Les mises en situation esquissées plus haut laissent entrevoir une infime portion de la diversité les implications possibles de la prise d’images dans un contexte interculturel. Le tourisme, qu’il soit balnéaire, d’affaires, équitable ou solidaire, demeure probablement la forme la plus répandue de contact interculturel, aussi éphémère ce contact puisse-t-il être. Dans ces rencontres, c’est plus souvent qu’autrement l’appareil-photo ou la caméra vidéo qui sert de truchement. Chaque situation ou un appareil technologique servant à enregistrer l’image s’interpose entre deux personnes de cultures distinctes est une situation délicate au plan politique, symbolique et éthique, en grande partie par la nature unidirectionnelle et statique de la relation qu’elle crée. Il y a une observatrice et une observée.

Concrètement, de quels sujets traiterait une publication en anthropologie visuelle destinée au grand public? Elle pourrait aborder, toujours par la vulgarisation, les notions de relativisme culturel, de représentation de l’altérité et des différents niveaux d’interprétation des actrices culturelles.

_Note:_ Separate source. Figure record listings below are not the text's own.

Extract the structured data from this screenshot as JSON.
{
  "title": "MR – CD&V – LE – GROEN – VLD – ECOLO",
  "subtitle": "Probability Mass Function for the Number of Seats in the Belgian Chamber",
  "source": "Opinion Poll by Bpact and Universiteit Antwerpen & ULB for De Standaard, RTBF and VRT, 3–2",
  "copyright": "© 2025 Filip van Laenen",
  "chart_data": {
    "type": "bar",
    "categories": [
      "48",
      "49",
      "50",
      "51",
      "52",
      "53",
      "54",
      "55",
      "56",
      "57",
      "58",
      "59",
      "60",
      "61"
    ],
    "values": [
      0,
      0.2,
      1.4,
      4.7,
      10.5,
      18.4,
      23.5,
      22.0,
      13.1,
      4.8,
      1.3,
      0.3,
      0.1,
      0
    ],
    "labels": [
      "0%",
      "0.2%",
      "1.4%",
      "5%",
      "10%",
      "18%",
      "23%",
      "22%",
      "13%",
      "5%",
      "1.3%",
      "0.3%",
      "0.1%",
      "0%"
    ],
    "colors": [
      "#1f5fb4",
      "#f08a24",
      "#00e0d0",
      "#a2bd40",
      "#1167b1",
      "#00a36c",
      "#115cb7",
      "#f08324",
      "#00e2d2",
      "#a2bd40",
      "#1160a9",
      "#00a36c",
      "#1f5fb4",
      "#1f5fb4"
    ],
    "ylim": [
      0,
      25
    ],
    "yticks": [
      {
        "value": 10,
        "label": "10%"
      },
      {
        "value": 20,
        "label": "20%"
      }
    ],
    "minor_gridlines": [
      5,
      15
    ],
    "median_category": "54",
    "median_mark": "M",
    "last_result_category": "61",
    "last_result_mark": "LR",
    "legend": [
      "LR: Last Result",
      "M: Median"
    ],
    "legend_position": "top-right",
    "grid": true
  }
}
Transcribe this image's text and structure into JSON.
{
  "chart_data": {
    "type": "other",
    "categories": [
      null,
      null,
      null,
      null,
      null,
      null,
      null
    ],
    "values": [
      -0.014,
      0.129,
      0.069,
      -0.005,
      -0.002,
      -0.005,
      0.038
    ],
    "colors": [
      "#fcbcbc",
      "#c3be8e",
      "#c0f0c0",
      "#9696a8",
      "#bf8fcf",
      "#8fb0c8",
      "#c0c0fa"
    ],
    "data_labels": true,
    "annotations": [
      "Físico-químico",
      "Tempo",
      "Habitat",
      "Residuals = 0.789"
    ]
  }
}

Elle pourrait amener les lectrices à réaliser la portée d’une image, au-delà du simple objet visuel: l’image est produite dans le cadre d’une relation entre plusieurs représentantes de cultures différentes et en est indissociable, l’outil même servant à produire l’image est un symbole de technologie et de richesse qui crée matériellement une distinction entre la personne qui prend l’image et celle dont l’image est prise, l’image ramenée chez soi et montrée aux amis et à la famille est enfermée dans un cadre et ne sert souvent qu’à conforter les clichés, etc.

La réflexion à susciter chez les touristes peut passer par de nombreuses questions. Pourquoi photographier ? Qui cadre et qui est cadré ? La photographie de voyage sert-elle à autre chose qu’à confirmer les attentes et les clichés du touriste ? Quel usage sera fait de ces images au retour ? La prise de photos dans des contextes de pauvreté est-elle uniquement un acte de violence supplémentaire ou peut-elle réellement servir à sensibiliser ? Une millionième photo du Machu Picchu ou du Château Frontenac est-elle nécessaire ? Qu’est-ce qui est le plus pernicieux entre une photo prise sans le consentement et une fausse relation humaine ayant pour seul objectif l’obtention d’une image réussie ? Y a-t-il une façon éthique de photographier des étrangères qu’on ne reverra plus jamais ? Dans des voyages de groupe organisés, est-il nécessaire d’avoir vingt caméras ? Du Polaroïd à l’appareil numérique en passant par le renvoi postal des images, les touristes peuvent-elles arriver à renverser la situation et utiliser l’image comme langage interculturel ?

Droit à l’image, théories de la violence structurelle, crise de la représentation, herméneutique, cinéma ethnographique, approche participative ou collaborative, féminisme, méthode de photoethnographie, sémiotique de la culture et anthropologie du développement ne sont que quelques uns des domaines dont les avancées auraient tout avantage à être rendues accessibles à un plus grand nombre. Le médium à créer ? Un guide à l’intention des touristes. L’approche à privilégier ? L’anthropologie visuelle. Vulgarisée.